In 1954, a landmark study by British scientist Richard Doll provided the first incontrovertible evidence that smoking causes lung cancer.
In the ensuing decades, governments began health campaigns against tobacco, requiring ever-tougher package warnings and enforcing restrictions on where and to whom it could be sold.
Half a century on from Doll's research comes another watershed year, this time with the right to smoke being called into question.
Laws against passive smoking have dramatically proliferated this year, shrinking the space where smokers can legally light up and casting them in the role of a huddled minority with an antisocial habit.
Since the start of this year, a dozen countries have introduced, or announced plans to introduce, laws that will toughen the ban on smoking in public places so that it includes restaurants, clubs and bars.
More countries, states and cities are likely to follow suit next year, say experts.
"We're very encouraged," said Carmen Auderalotez, technical officer with the World Health Organization's anti-smoking campaign, the Tobacco Free Initiative.
"These laws follow on from the gradual introduction of restrictions on smoking in the workplace, which is the key first step.
"These bans protect non-smokers and also help to create an environment where smoking is no longer considered acceptable or fashionable," she said.
California, in 1998, led the legal charge to eradicate tobacco smoke in the hospitality sector, but the vanguard has now been seized by Europe.
Ireland, on March 29, became the first country in the world to ban smoking not just in the eateries and pubs, but even company cars. It has been swiftly followed by Norway, while Sweden, Britain and Portugal have all unveiled plans for similar restrictions.
Sweden already has the lowest smoking rates of any country in the world -- less than a fifth of the adult population have the habit.
Auderalotez predicts that more US states and some African countries will be in line next year to roll back the right to smoke.
In Asia, though, it's a different picture, for in many countries, smokers can puff with few hindrances.
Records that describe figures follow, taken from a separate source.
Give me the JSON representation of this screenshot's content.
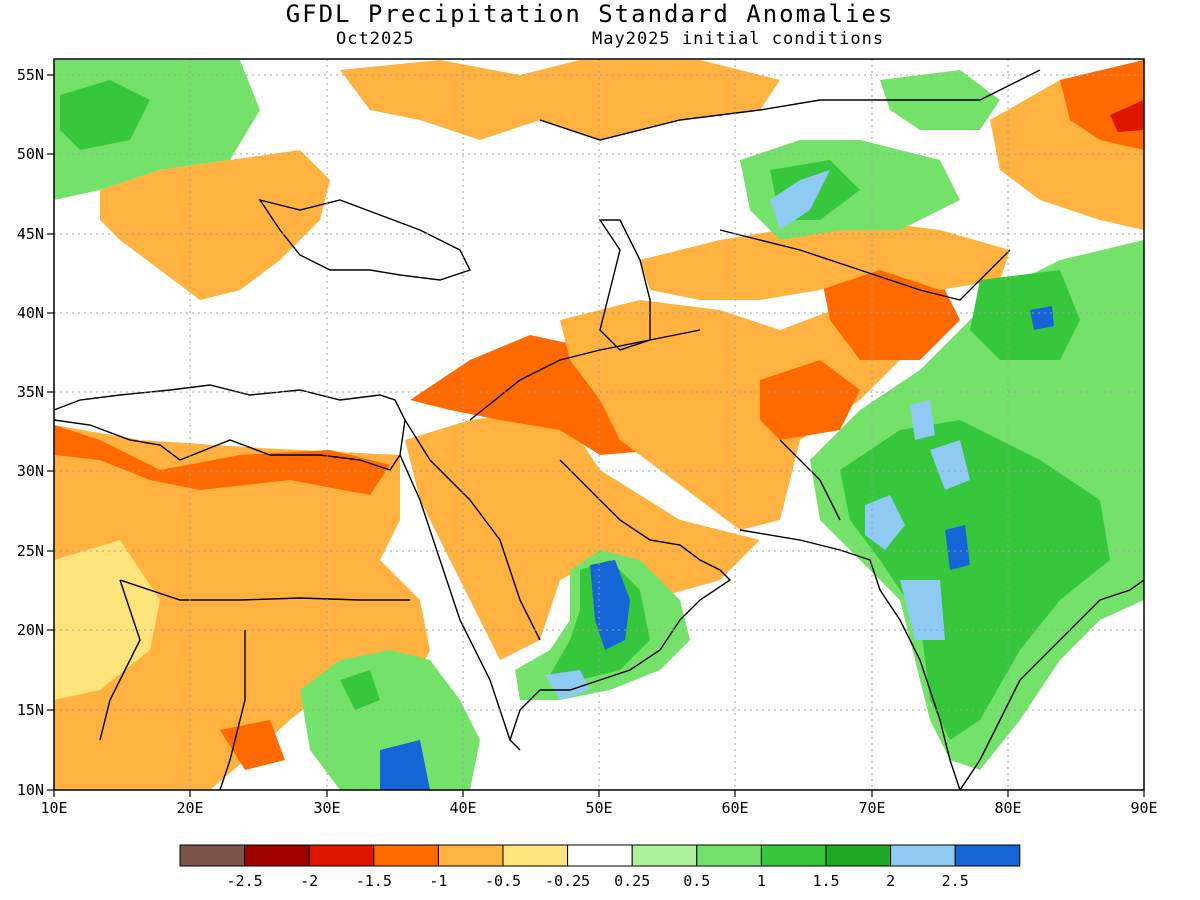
{
  "header": {
    "title": "GFDL Precipitation Standard Anomalies",
    "valid_month": "Oct2025",
    "init": "May2025 initial conditions"
  },
  "axes": {
    "lon_ticks": [
      "10E",
      "20E",
      "30E",
      "40E",
      "50E",
      "60E",
      "70E",
      "80E",
      "90E"
    ],
    "lat_ticks": [
      "10N",
      "15N",
      "20N",
      "25N",
      "30N",
      "35N",
      "40N",
      "45N",
      "50N",
      "55N"
    ],
    "lon_range": [
      10,
      90
    ],
    "lat_range": [
      10,
      56
    ]
  },
  "colorbar": {
    "colors": [
      "#7a5448",
      "#a00000",
      "#e01500",
      "#ff6a00",
      "#ffb23f",
      "#ffe37b",
      "#ffffff",
      "#aef29c",
      "#74e26a",
      "#37c73d",
      "#1fa824",
      "#8ecaf2",
      "#1565d6"
    ],
    "labels": [
      "-2.5",
      "-2",
      "-1.5",
      "-1",
      "-0.5",
      "-0.25",
      "0.25",
      "0.5",
      "1",
      "1.5",
      "2",
      "2.5"
    ]
  }
}
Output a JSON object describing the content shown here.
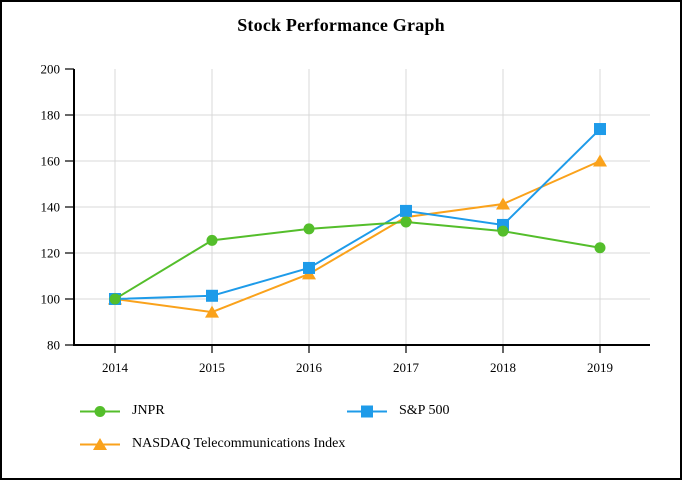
{
  "title": "Stock Performance Graph",
  "chart_data": {
    "type": "line",
    "x": [
      "2014",
      "2015",
      "2016",
      "2017",
      "2018",
      "2019"
    ],
    "series": [
      {
        "name": "JNPR",
        "marker": "circle-marker-icon",
        "marker_shape": "circle",
        "color": "#54BE2B",
        "values": [
          100,
          125.5,
          130.5,
          133.5,
          129.5,
          122.3
        ]
      },
      {
        "name": "S&P 500",
        "marker": "square-marker-icon",
        "marker_shape": "square",
        "color": "#1E9BE9",
        "values": [
          100,
          101.4,
          113.5,
          138.3,
          132.2,
          173.9
        ]
      },
      {
        "name": "NASDAQ Telecommunications Index",
        "marker": "triangle-marker-icon",
        "marker_shape": "triangle",
        "color": "#FAA21B",
        "values": [
          100,
          94.3,
          110.9,
          135.6,
          141.3,
          160.0
        ]
      }
    ],
    "ylim": [
      80,
      200
    ],
    "yticks": [
      80,
      100,
      120,
      140,
      160,
      180,
      200
    ],
    "grid": true,
    "gridline_color": "#D8D8D8",
    "axis_color": "#000000",
    "legend_position": "bottom-left"
  }
}
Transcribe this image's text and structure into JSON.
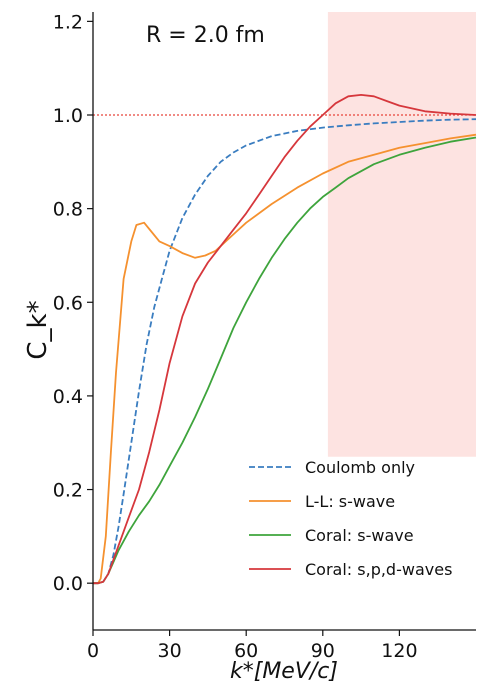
{
  "chart_data": {
    "type": "line",
    "annotation": "R = 2.0 fm",
    "xlabel": "k*[MeV/c]",
    "ylabel": "C_k*",
    "xlim": [
      0,
      150
    ],
    "ylim": [
      -0.1,
      1.22
    ],
    "xticks": [
      0,
      30,
      60,
      90,
      120
    ],
    "yticks": [
      0.0,
      0.2,
      0.4,
      0.6,
      0.8,
      1.0,
      1.2
    ],
    "xtick_labels": [
      "0",
      "30",
      "60",
      "90",
      "120"
    ],
    "ytick_labels": [
      "0.0",
      "0.2",
      "0.4",
      "0.6",
      "0.8",
      "1.0",
      "1.2"
    ],
    "reference_line": {
      "y": 1.0,
      "color": "#e8433a",
      "style": "dotted"
    },
    "shaded_region": {
      "x": [
        92,
        150
      ],
      "y": [
        0.27,
        1.22
      ],
      "color": "#fde3e1"
    },
    "legend_position": "lower-right",
    "series": [
      {
        "name": "Coulomb only",
        "color": "#3a7dc0",
        "style": "dashed",
        "x": [
          0,
          2,
          4,
          6,
          8,
          10,
          12,
          15,
          18,
          21,
          24,
          27,
          30,
          35,
          40,
          45,
          50,
          55,
          60,
          70,
          80,
          90,
          100,
          110,
          120,
          130,
          140,
          150
        ],
        "y": [
          0,
          0,
          0.003,
          0.02,
          0.06,
          0.12,
          0.19,
          0.3,
          0.41,
          0.51,
          0.59,
          0.65,
          0.71,
          0.78,
          0.83,
          0.87,
          0.9,
          0.92,
          0.935,
          0.955,
          0.966,
          0.973,
          0.978,
          0.982,
          0.985,
          0.988,
          0.99,
          0.991
        ]
      },
      {
        "name": "L-L: s-wave",
        "color": "#f5912f",
        "style": "solid",
        "x": [
          0,
          2,
          3,
          5,
          7,
          9,
          12,
          15,
          17,
          20,
          23,
          26,
          30,
          35,
          40,
          44,
          48,
          52,
          56,
          60,
          70,
          80,
          90,
          100,
          110,
          120,
          130,
          140,
          150
        ],
        "y": [
          0,
          0,
          0.01,
          0.1,
          0.28,
          0.45,
          0.65,
          0.73,
          0.765,
          0.77,
          0.75,
          0.73,
          0.72,
          0.705,
          0.695,
          0.7,
          0.71,
          0.73,
          0.75,
          0.77,
          0.81,
          0.845,
          0.875,
          0.9,
          0.915,
          0.93,
          0.94,
          0.95,
          0.958
        ]
      },
      {
        "name": "Coral: s-wave",
        "color": "#3ea43c",
        "style": "solid",
        "x": [
          0,
          2,
          4,
          6,
          8,
          10,
          14,
          18,
          22,
          26,
          30,
          35,
          40,
          45,
          50,
          55,
          60,
          65,
          70,
          75,
          80,
          85,
          90,
          95,
          100,
          110,
          120,
          130,
          140,
          150
        ],
        "y": [
          0,
          0,
          0.003,
          0.02,
          0.045,
          0.07,
          0.11,
          0.145,
          0.175,
          0.21,
          0.25,
          0.3,
          0.355,
          0.415,
          0.48,
          0.545,
          0.6,
          0.65,
          0.695,
          0.735,
          0.77,
          0.8,
          0.825,
          0.845,
          0.865,
          0.895,
          0.915,
          0.93,
          0.943,
          0.952
        ]
      },
      {
        "name": "Coral: s,p,d-waves",
        "color": "#d6373c",
        "style": "solid",
        "x": [
          0,
          2,
          4,
          6,
          8,
          10,
          14,
          18,
          22,
          26,
          30,
          35,
          40,
          45,
          50,
          55,
          60,
          65,
          70,
          75,
          80,
          85,
          90,
          95,
          100,
          105,
          110,
          115,
          120,
          130,
          140,
          150
        ],
        "y": [
          0,
          0,
          0.003,
          0.02,
          0.05,
          0.08,
          0.14,
          0.2,
          0.28,
          0.37,
          0.47,
          0.57,
          0.64,
          0.685,
          0.72,
          0.755,
          0.79,
          0.83,
          0.87,
          0.91,
          0.945,
          0.975,
          1.0,
          1.025,
          1.04,
          1.043,
          1.04,
          1.03,
          1.02,
          1.008,
          1.003,
          1.0
        ]
      }
    ]
  }
}
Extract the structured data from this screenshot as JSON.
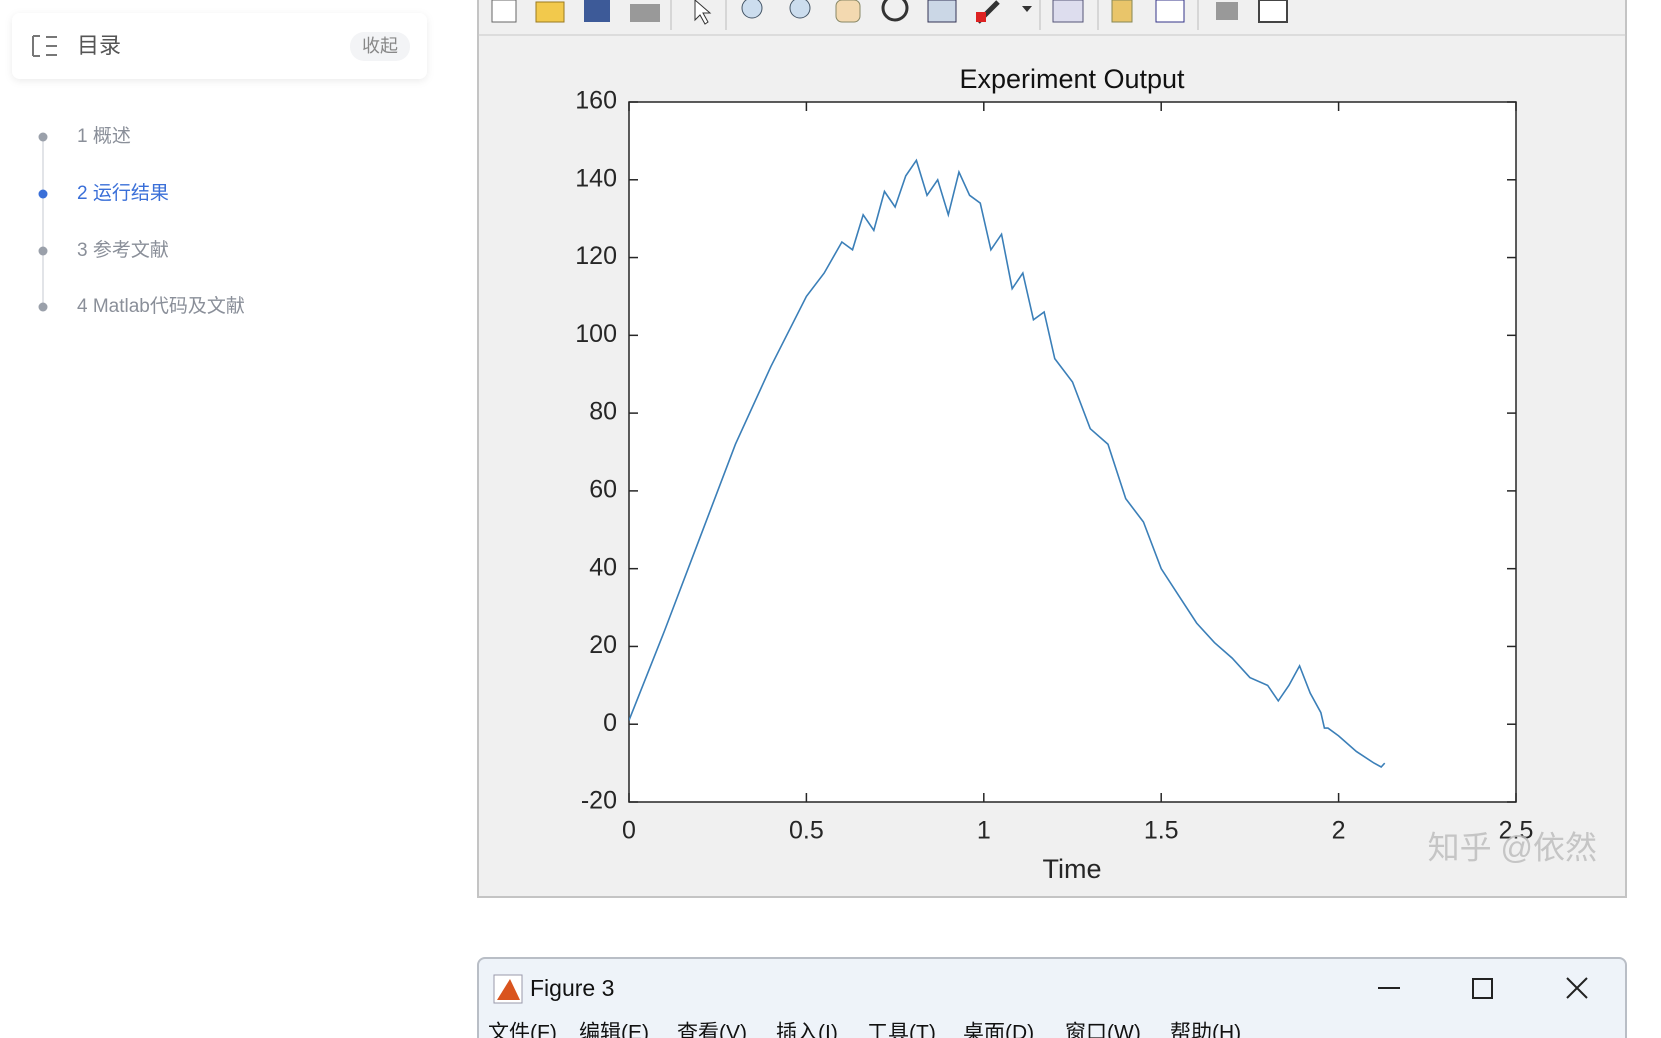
{
  "toc": {
    "title": "目录",
    "collapse": "收起",
    "items": [
      "1 概述",
      "2 运行结果",
      "3 参考文献",
      "4 Matlab代码及文献"
    ]
  },
  "chart_data": {
    "type": "line",
    "title": "Experiment Output",
    "x_label": "Time",
    "x": [
      0,
      0.1,
      0.2,
      0.3,
      0.4,
      0.5,
      0.55,
      0.6,
      0.63,
      0.66,
      0.69,
      0.72,
      0.75,
      0.78,
      0.81,
      0.84,
      0.87,
      0.9,
      0.93,
      0.96,
      0.99,
      1.02,
      1.05,
      1.08,
      1.11,
      1.14,
      1.17,
      1.2,
      1.25,
      1.3,
      1.35,
      1.4,
      1.45,
      1.5,
      1.55,
      1.6,
      1.65,
      1.7,
      1.75,
      1.8,
      1.83,
      1.86,
      1.89,
      1.92,
      1.95,
      1.96,
      1.97,
      2.0,
      2.05,
      2.1,
      2.12,
      2.13
    ],
    "series": [
      {
        "color": "#3b7fb8",
        "values": [
          1,
          24,
          48,
          72,
          92,
          110,
          116,
          124,
          122,
          131,
          127,
          137,
          133,
          141,
          145,
          136,
          140,
          131,
          142,
          136,
          134,
          122,
          126,
          112,
          116,
          104,
          106,
          94,
          88,
          76,
          72,
          58,
          52,
          40,
          33,
          26,
          21,
          17,
          12,
          10,
          6,
          10,
          15,
          8,
          3,
          -1,
          -1,
          -3,
          -7,
          -10,
          -11,
          -10
        ]
      }
    ],
    "xlim": [
      0,
      2.5
    ],
    "ylim": [
      -20,
      160
    ],
    "xticks": [
      0,
      0.5,
      1,
      1.5,
      2,
      2.5
    ],
    "yticks": [
      -20,
      0,
      20,
      40,
      60,
      80,
      100,
      120,
      140,
      160
    ]
  },
  "watermark": "知乎 @依然",
  "figure3": {
    "title": "Figure 3",
    "menu": [
      "文件(F)",
      "编辑(E)",
      "查看(V)",
      "插入(I)",
      "工具(T)",
      "桌面(D)",
      "窗口(W)",
      "帮助(H)"
    ]
  }
}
The legal picture remains rather as it was in Europe some 15 to 20 years ago and possibly longer in the US.
According to World Bank figures, of the 1.1 billion smokers in the world, 43 percent are in the Asia-Pacific region.
The figure is headed by China, with 320 million smokers, the most of any nation. More than half of adult males smoke, and the prospect of any restriction of smoking in public places is extremely remote.
"Tobacco may eventually kill about 50 million of all the children and youth alive today in China," the US Centers for Disease Control says.
India, which has 240 million tobacco users, outlawed smoking in public places in May, but this is rarely enforced, campaigners say.
The big exception is the tiny Himalayan kingdom of Bhutan, which has become the first country in the world to not only outlaw smoking in public places but also bar all tobacco sales, a move set to take effect from Dec. 17.
Evidence about the dangers of passive smoking came to notoriety in 1992. The US Environmental Protection Agency (EPA) then estimated that each year tobacco smoke inhaled by non-smokers killed 3,000 Americans from lung cancer alone.
Further studies have pointed the finger at smoke in pubs, workplaces and homes as a major source of heart disease, asthma, chronic bronchitis and prematurely aged skin, among other problems.